Group Hopes to Create Plan for Future Maritime Commerce Port Authority Looks Ahead
Posted on: Thursday, 19 January 2006, 00:00 CST
By BYRON ROHRIG, Courier & Press staff writer 464-7426 or blrohrig@evansville.net
If you're looking for clues about future new directions of city government, the resurrected Port Authority of Evansville might be a good place to start.
A master plan for future maritime commerce in Evansville will be a major goal for Port Authority members Tuesday when they are scheduled to be briefed on a company that wants a contract to help with the job. Port Authority Chairman Mike Whicker and city Corporation Counsel David Jones were among those who met in December with Don Miller, president of TPG Marine Enterprises of Indianapolis, which is interested in an agreement with the city.
TPG describes itself as a specialist in assisting inland ports to market and operate their docks. One of its current projects, described on its company Web site, is developing and marketing a port under contract with local government along the Mississippi River in Lee County, Iowa.
The state statute enabling the port authority requires the body to devise for its maritime operations the equivalent of a land- based master plan. Jones said Friday a key need for a consultant's expertise is the development of that plan, and that talks with TPG were part of a expected series of meetings "where we will be looking to see who all is out there and what works for us." State law does not place a deadline on development of the port plan, Jones said.

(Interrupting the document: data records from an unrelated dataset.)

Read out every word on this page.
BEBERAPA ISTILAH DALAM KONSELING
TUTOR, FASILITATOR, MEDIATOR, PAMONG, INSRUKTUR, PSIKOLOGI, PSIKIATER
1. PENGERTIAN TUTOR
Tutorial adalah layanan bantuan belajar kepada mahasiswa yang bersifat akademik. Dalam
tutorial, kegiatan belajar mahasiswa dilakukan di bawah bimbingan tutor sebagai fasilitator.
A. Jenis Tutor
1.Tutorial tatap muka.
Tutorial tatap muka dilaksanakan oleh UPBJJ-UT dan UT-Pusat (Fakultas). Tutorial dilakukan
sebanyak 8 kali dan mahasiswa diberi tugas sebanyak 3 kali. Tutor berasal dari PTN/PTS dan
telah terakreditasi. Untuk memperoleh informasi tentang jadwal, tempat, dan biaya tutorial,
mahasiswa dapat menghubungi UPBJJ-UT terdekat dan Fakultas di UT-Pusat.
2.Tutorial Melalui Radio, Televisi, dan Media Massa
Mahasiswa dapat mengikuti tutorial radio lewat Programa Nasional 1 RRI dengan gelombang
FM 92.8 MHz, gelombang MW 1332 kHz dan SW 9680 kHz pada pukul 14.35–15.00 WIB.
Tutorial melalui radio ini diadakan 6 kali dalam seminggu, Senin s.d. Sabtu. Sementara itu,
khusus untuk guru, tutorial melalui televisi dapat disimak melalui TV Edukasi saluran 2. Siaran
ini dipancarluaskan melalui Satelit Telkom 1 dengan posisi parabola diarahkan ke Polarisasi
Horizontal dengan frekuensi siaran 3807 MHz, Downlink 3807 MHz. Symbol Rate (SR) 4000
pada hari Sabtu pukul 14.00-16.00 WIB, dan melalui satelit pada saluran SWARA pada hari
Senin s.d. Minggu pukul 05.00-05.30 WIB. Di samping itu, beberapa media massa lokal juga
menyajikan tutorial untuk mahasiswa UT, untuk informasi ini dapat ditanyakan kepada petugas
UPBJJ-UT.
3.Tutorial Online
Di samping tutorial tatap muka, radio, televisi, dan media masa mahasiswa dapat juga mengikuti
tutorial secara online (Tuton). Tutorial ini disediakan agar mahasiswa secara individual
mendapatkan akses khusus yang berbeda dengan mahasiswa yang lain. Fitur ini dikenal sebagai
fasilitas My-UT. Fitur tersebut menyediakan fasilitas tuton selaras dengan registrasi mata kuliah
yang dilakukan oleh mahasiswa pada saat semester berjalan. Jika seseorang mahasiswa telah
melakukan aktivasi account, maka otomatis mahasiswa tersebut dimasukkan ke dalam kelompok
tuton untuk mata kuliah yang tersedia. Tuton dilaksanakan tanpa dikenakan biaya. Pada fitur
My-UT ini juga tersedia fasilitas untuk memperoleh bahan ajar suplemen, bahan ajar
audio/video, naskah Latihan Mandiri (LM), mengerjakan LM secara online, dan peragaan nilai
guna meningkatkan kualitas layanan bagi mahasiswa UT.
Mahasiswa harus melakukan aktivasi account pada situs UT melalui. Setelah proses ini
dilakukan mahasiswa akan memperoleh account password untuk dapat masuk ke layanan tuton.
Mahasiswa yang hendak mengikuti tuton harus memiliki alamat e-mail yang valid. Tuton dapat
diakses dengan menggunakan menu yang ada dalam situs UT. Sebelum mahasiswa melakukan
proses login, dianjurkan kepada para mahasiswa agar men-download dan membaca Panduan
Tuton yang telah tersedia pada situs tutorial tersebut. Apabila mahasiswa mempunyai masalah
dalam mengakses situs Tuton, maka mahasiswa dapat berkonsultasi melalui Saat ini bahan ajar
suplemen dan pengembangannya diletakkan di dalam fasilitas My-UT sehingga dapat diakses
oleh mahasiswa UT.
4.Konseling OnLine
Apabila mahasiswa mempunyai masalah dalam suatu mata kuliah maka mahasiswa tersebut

Evansville's seven-member port authority may be one to watch carefully for signals on the future of city government. Though the administration resurrected it last year to oversee the municipal dock at Marina Pointe, where LST 325 is moored, state law gives the authority wide-ranging oversight of leisure and commercial activity along the river. Jones, in an organizational meeting in late fall, told newly appointed members they should look well beyond the World War II ship. Their job, he said, would be "creating more commerce, creating more jobs and improving the quality of life of the city."
The city's Port Authority was founded in 1982, but Mayor Frank McDonald II, reluctant to make appointments to do-nothing agencies, allowed it to go dormant after a late-1980s study declared Evansville had no need for a port body.
Also on Tuesday, the Port authority is scheduled to accept assignment to it of a license agreement with USS LST Memorial Inc. and a dock lease agreement with Inland Marina Inc. Both had been assigned temporarily to the Works Board. The Port Authority will meet at 3:45 p.m. Tuesday in Room 307 of the Civic Center.